11 Nisan 2012 Çarşamba

hooop, efenim saygılar. görüşmeyeli kaç hafta oldu ki pek olay olmasa da yazmak istediklerim hep içimde kaldı. çünkü bu bilgisayar bloggerıma girmeme izin vermedi, gerçekten.benden bundan mütevellit sıradan hayatımı yaşamaya devam edip, düşüncelerimi telefonun bir köşesine not ettim bazı bazı. bir de çok hoş olacağını düşündüğüm bir doğum günü hediyesi hazırlıyorum çok sevdiğim, çok kıymet verdiğim bir insana.ona yazıyorum yaptıklarımızı hayallerimizi yapacaklarımızı çok seveceğini umaraktan. onun kafasını bugüne kadar içimde kalanları anlatarak çok ütülediğimin farkındayım ki biraz da güzellik yapayım istedim.güzel olacağını da hala umuyorum.

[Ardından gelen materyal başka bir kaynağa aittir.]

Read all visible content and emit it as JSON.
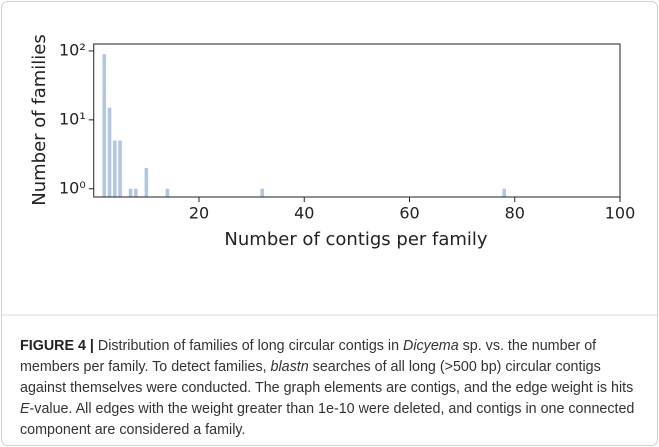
{
  "chart_data": {
    "type": "bar",
    "xlabel": "Number of contigs per family",
    "ylabel": "Number of families",
    "x": [
      2,
      3,
      4,
      5,
      7,
      8,
      10,
      14,
      32,
      78
    ],
    "values": [
      90,
      15,
      5,
      5,
      1,
      1,
      2,
      1,
      1,
      1
    ],
    "color": "#b3c6e2",
    "xlim": [
      0,
      100
    ],
    "xticks": [
      20,
      40,
      60,
      80,
      100
    ],
    "ylim": [
      0.76,
      126
    ],
    "yscale": "log",
    "yticks": [
      {
        "value": 1,
        "label": "10⁰"
      },
      {
        "value": 10,
        "label": "10¹"
      },
      {
        "value": 100,
        "label": "10²"
      }
    ]
  },
  "caption": {
    "label": "FIGURE 4 |",
    "parts": [
      " Distribution of families of long circular contigs in ",
      "Dicyema",
      " sp. vs. the number of members per family. To detect families, ",
      "blastn",
      " searches of all long (>500 bp) circular contigs against themselves were conducted. The graph elements are contigs, and the edge weight is hits ",
      "E",
      "-value. All edges with the weight greater than 1e-10 were deleted, and contigs in one connected component are considered a family."
    ]
  }
}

o güzel insanı sadece ben mi yarattım kafamda diye çok merak ediyorum. bu nası bir şüphedir tahmin edebiliyor musunuz? bir yoldaşa çok ihtiyacım olduğundan ben mi seçtim onu da yontuyorum kısmı falan hiç umrumda olmadan hala ait olmadığım bu yerde günlerimi geçiriyorum.öyle ya da böyle.

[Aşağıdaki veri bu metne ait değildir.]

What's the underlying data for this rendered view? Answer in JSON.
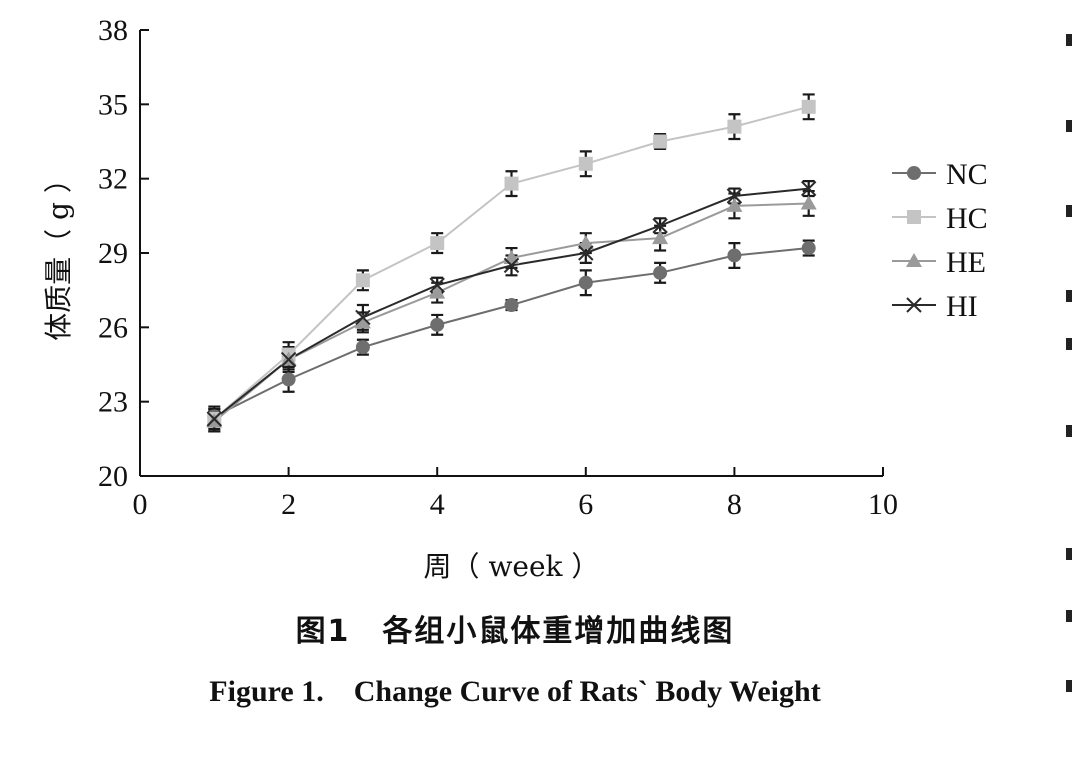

şöyle ki, ortadaki yanlışlıklar, benim her şeye sakin kalışım, sadece verilmesi gerektiği için verdiğim tepkiler hep gitceğimi düşündüğümden. açıkcası pınar da pınarla yaşamak da ummm rumda değil. asıl ortada yanlış olan bir şey varsa o da benim ta kendim. izmire aile bireyimin yanında bir üniversite hayatına başlamam.korkaklığımdandı bu da gerçi de her neyse. bu ev.önceleri güzeldi.şimdi misafir gibi hissediyorum kendimi, gitmesi gereken bir yabancı.zaten gitmem gerekiyordu, küçük hedeflerle gelmemiştim buraya ama takıntılar beni küçülttükçe  yok olacağım hissine kapılıyorum ve yokluk korkusu gerçekten ürkütücü. kaybolma korkum, karanlık korkum, hepsi geçecek şeyler ama bu yoksunluk yok ediyor.paradoksa düşünce de zaten kafalar kafalar.kısacası olaylar olaylar.